Part B Insider (Multispecialty) Coding Alert

READER QUESTION :

Open Fracture May Not Require Use of Open Fracture Care Codes

Keep an eye on the full operative report -- not just the diagnosis codes -- to determine fracture care type.

Question: Our orthopedic surgeon documented fracture care for an open scapula fracture, and our coder automatically assigned the open fracture care code, but I didn't think open fractures always required open treatment. Who is right?

Answer: An open fracture (also referred to as a "compound fracture") occurs when a patient breaks his bone and the skin and has an open wound down to the fracture site.

For such a fracture to the scapula, for example, you'd report 811.1x (Fracture of scapula; open) to describe the injury.

Many coders mistakenly assume that open fractures always require open treatment, in which the physician makes a surgical incision to treat the fracture.

If the orthopedic surgeon performs open fracture care at the scapula, you should report 23585 (Open treatment of scapular fracture [body, glenoid or acromion] includes internal fixation, when performed).

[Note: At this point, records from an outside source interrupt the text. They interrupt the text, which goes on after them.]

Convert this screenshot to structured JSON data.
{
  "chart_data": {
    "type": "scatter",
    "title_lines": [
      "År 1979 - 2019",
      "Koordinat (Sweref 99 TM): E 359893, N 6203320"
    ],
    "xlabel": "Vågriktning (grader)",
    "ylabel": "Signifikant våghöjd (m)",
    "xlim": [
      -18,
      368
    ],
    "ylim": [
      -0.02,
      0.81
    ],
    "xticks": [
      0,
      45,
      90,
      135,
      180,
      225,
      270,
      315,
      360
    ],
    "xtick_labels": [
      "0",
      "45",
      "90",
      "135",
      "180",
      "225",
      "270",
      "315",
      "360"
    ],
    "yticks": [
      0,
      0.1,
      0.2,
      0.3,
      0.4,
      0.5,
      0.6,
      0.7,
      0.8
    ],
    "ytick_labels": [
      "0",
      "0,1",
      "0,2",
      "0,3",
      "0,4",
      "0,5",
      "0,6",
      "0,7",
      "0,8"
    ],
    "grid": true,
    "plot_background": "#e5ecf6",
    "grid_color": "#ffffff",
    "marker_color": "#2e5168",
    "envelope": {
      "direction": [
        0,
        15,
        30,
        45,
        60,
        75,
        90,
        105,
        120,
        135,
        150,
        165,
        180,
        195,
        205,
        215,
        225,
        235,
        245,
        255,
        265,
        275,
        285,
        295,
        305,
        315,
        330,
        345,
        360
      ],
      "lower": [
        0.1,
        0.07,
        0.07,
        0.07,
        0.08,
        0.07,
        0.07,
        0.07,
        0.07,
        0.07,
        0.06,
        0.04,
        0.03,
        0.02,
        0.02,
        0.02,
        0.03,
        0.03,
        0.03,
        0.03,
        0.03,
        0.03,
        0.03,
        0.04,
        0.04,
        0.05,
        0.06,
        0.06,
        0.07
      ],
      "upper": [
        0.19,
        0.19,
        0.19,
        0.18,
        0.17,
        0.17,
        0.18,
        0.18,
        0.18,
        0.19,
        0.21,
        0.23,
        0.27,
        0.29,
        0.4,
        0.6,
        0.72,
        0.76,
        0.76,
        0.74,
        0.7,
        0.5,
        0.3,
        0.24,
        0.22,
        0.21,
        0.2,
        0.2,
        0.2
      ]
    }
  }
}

But you should not assume that this code is accurate just because the physician documented an open fracture.

Physicians can address open fractures using closed fracture treatment as well. Closed treatment can include casting, strapping, and splinting.

If your physician tells you that he performed closed fracture care of the scapula, you should report 23570 (Closed treatment of scapular fracture; without manipulation) or 23575 (... with manipulation, with or without skeletal traction [with or without shoulder joint involvement]).

If the physician does not specify in the report whether he performed open or closed treatment, you should ask him which service he performed rather than simply assuming that he performed open treatment. Ninetynine percent of the time, the physician does -- but don't be caught offguard by that one percent.